The simple fact is that as a society and as individuals, we are just like the Major Leagues. We place different values on different kinds of failure. For some we say, “tough break, let’s limit the damage” and for other’s we say, “that’s your own damn fault, now live with the consequences.”

And is that fair? Is it right? Is there good failure and bad failure? Deserving losers and undeserving losers? All Jose knows is that when he comes up to bat in the game of life, a base runner named work on first and a baserunner named family on second, and less than two of the life chances blown we call outs on the scoreboard, Jose will put a little uppercut in his swing. Because if he’s going to fail, he’s sure not going to ground into the double play of professional disappointment and personal immorality. He’ll risk popping it up, secure in the knowledge that the infield fly rule of life will limit the damage.

Tomorrow: How the slide step is like getting over the loss of a pet.

2. Long before the Red Sox made their dramatic six run, ninth inning comeback yesterday, starter St. Josh a Beckett left the game after four innings with what the Red Sox termed an “avulsion.” The popular theory in the press and the fan base is that by calling the pitcher’s injury an avulsion, the Red Sox were trying to make clear that this was not a recurrence of the blister problems that had sent him to the DL in year’s past. But has it occurred to anyone that the Red Sox might have used this strange medical term, not to accurately convey a lack of seriousness, but to hide a far graver injury?

Jose actually looked up avulsion on dictionary.com and do you know what it means? According to the American Heritage Dictionary entry it is “The forcible tearing away of a body part by trauma or surgery.” Very reassuring isn’t it? But Jose knows what you’re thinking. You’re thinking “Wait, Jose just chose the direst, scariest possible definition for comic effect, and that’s not what it means in this case.”
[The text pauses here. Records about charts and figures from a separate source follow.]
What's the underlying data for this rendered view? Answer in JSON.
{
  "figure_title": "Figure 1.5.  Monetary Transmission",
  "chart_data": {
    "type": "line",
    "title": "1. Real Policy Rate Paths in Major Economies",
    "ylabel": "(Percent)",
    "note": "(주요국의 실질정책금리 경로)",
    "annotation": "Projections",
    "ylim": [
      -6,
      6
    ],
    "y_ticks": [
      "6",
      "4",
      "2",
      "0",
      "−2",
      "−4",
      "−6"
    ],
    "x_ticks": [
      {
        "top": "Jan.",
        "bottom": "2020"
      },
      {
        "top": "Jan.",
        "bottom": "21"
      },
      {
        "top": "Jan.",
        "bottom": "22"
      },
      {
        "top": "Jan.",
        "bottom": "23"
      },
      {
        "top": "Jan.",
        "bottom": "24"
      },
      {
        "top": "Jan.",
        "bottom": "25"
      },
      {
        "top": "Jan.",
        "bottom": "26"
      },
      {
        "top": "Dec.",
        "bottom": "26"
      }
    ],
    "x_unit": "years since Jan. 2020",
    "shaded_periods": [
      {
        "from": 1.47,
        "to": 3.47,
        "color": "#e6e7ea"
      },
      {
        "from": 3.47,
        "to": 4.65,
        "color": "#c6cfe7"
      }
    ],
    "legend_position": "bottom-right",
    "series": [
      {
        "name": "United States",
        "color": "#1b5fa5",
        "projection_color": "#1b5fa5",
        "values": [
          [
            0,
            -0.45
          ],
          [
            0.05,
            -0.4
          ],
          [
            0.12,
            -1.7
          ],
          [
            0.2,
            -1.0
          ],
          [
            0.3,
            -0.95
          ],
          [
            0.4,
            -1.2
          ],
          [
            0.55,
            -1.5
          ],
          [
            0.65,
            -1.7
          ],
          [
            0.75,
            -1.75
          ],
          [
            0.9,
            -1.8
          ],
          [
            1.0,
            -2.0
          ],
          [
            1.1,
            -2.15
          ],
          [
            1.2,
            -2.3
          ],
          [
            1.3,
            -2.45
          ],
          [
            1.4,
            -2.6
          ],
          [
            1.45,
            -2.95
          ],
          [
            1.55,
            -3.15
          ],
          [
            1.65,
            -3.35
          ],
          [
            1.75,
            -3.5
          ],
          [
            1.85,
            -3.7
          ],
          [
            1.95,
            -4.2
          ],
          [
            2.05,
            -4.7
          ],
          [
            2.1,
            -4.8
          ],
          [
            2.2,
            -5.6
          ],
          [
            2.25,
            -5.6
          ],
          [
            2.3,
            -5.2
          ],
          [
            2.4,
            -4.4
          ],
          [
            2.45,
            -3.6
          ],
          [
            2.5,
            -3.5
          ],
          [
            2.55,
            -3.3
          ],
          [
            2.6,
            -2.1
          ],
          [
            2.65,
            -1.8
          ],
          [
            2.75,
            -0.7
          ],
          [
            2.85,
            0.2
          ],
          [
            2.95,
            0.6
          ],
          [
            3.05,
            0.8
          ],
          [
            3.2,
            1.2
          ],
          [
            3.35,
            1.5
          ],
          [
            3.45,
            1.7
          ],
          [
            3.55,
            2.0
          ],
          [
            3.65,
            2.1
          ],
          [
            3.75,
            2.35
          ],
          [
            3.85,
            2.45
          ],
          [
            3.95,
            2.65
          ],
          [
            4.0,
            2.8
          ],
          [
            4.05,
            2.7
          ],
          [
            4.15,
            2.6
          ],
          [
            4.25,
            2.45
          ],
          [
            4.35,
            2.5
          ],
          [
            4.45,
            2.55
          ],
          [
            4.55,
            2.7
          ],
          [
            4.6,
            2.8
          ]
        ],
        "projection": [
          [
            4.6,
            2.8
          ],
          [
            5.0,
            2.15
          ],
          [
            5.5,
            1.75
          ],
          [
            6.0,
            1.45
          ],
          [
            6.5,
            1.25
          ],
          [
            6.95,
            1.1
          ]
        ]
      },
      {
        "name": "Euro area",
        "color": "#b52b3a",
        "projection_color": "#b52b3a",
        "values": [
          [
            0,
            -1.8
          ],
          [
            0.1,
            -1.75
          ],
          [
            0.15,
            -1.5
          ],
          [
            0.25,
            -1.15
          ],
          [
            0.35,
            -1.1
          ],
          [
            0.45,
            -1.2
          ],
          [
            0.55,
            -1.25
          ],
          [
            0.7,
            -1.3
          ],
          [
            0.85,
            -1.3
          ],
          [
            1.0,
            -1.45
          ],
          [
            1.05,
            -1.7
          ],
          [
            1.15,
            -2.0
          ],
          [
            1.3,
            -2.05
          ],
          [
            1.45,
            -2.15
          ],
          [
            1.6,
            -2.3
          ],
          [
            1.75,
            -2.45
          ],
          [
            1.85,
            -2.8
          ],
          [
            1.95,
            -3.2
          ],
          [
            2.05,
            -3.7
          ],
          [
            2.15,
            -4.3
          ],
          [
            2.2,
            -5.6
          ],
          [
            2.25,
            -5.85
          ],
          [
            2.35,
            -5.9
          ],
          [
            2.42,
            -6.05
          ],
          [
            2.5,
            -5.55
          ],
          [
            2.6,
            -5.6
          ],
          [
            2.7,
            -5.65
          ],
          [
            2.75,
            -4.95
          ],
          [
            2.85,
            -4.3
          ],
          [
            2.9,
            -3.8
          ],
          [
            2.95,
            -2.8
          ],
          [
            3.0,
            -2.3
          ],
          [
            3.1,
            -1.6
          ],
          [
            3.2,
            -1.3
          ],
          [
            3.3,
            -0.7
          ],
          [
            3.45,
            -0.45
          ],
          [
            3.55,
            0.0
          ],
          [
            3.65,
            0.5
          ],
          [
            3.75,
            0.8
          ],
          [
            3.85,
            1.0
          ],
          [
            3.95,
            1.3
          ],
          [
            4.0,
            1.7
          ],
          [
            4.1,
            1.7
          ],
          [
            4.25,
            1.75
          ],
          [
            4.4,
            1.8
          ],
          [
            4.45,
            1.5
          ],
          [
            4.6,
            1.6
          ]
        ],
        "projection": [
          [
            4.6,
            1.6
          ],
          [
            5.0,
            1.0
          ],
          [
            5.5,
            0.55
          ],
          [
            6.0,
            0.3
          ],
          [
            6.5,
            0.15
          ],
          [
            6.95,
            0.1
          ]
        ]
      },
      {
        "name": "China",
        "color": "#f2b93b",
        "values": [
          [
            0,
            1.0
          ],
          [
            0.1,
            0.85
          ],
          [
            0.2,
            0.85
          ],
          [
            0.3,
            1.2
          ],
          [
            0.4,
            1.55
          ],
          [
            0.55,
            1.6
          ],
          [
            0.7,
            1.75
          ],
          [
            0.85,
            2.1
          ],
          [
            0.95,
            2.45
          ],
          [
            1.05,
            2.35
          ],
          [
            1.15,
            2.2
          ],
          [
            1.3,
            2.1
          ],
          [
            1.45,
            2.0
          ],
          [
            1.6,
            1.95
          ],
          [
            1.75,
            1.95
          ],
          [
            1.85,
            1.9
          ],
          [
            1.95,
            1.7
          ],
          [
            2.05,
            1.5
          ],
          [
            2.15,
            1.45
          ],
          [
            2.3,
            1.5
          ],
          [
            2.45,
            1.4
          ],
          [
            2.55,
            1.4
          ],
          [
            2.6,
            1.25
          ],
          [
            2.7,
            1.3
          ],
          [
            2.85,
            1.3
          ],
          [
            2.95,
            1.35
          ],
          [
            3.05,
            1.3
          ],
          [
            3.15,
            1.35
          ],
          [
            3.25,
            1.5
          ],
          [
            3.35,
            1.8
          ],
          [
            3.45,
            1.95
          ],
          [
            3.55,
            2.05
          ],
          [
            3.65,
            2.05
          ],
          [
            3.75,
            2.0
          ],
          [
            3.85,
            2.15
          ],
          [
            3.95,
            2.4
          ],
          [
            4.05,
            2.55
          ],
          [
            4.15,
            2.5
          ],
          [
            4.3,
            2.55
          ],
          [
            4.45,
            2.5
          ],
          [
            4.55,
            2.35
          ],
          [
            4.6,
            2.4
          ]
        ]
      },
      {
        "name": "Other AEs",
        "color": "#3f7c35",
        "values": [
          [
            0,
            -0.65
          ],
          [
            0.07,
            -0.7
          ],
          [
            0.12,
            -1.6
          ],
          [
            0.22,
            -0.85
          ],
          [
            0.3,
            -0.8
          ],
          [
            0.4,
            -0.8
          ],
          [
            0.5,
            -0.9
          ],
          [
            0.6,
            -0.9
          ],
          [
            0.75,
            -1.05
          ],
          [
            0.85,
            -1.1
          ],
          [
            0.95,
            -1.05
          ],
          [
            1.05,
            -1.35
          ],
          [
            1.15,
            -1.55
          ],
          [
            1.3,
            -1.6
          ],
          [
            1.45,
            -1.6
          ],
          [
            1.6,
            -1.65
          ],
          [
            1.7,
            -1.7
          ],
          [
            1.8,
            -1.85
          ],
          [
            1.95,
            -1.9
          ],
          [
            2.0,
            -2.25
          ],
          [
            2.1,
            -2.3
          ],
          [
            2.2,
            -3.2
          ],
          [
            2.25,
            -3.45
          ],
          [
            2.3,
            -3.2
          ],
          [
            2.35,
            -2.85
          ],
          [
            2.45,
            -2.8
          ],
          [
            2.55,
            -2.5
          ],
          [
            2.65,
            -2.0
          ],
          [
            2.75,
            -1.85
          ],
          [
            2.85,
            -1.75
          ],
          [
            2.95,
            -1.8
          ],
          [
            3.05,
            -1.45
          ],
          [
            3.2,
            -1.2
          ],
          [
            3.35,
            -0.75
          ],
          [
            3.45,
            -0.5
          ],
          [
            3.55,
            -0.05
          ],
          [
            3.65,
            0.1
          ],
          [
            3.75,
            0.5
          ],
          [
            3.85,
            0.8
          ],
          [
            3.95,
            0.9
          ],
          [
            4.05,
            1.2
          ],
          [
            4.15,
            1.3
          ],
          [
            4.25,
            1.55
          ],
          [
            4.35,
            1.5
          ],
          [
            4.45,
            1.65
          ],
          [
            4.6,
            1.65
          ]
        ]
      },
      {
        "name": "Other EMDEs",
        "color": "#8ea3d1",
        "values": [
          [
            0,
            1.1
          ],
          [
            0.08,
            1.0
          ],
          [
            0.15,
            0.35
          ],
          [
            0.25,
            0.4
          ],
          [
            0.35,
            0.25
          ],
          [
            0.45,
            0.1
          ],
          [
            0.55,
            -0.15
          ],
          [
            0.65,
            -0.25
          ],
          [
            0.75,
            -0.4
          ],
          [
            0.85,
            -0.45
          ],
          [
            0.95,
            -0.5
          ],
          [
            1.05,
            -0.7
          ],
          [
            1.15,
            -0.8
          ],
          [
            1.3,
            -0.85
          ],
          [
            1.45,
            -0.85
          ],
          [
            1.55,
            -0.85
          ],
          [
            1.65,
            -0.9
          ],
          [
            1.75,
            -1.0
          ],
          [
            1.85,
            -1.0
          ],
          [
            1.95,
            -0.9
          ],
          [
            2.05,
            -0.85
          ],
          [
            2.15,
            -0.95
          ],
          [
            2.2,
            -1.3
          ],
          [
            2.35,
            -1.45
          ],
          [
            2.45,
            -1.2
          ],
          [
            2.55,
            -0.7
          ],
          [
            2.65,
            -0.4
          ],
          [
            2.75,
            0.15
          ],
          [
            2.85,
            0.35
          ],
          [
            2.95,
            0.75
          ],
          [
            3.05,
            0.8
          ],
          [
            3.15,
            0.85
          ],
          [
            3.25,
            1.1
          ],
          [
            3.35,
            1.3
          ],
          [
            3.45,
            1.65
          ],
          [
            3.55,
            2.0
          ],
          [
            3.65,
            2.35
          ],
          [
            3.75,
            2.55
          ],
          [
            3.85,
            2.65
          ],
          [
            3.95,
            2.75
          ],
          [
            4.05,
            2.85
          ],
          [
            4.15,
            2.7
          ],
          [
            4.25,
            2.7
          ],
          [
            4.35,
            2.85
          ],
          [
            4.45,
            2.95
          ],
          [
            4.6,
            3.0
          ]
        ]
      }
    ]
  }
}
Fair enough. Do you want the other definition? It’s “the sudden movement of soil from one property to another as a result of a flood or a shift in the course of a boundary stream.” Does that make you feel better? Do you like the idea that our star pitcher is literally being eroded by a shift in the course of a body of water?

No, the use of “avulsion” this strange new technical nomenclature in a world where other technical vocabulary like, ACL, labrum and contusion are used freely, signifies something far more sinister than a blister. Jose is convinced, convinced that either Beckett lost an entire finger out there yesterday, or that he is made out of sand. Either way, it’s bad news.

3. But enough looking backwards. The Detroit Tigers come to town tonight for the first of a four game set that will pit the two best teams in the American League against each other. The red hot Tigers come to the series winners of eight of their last ten. However, they will have to struggle through this series without relief ace Joel Zumaya who is out with an injury presumable sustained playing Dance Dance Revolution or one of those Nintendo Wii games. (Note: Jose knows Zumaya got hurt playing Guitar Hero II, but when are we going to start getting the rotator cuff injuries from the Wii, that’s what Jose really wants to see.)

The Tigers team that comes to Fenway tonight is, save for the addition of Mr. Yankee Gary Sheffield, the same team that bowed to the Cardinals in five games in the 2006 World Series. And that’s why, despite their formidable record and fearsome rotation, Jose has no fear. This is a team that lost a post season game where their opposition started Jeff Suppan without even having noted Suppan’s-bitch Roger Clemens as their starter. You can’t fear that, you just can’t.

I’m Jose Melendez, and those are my KEYS TO THE GAME.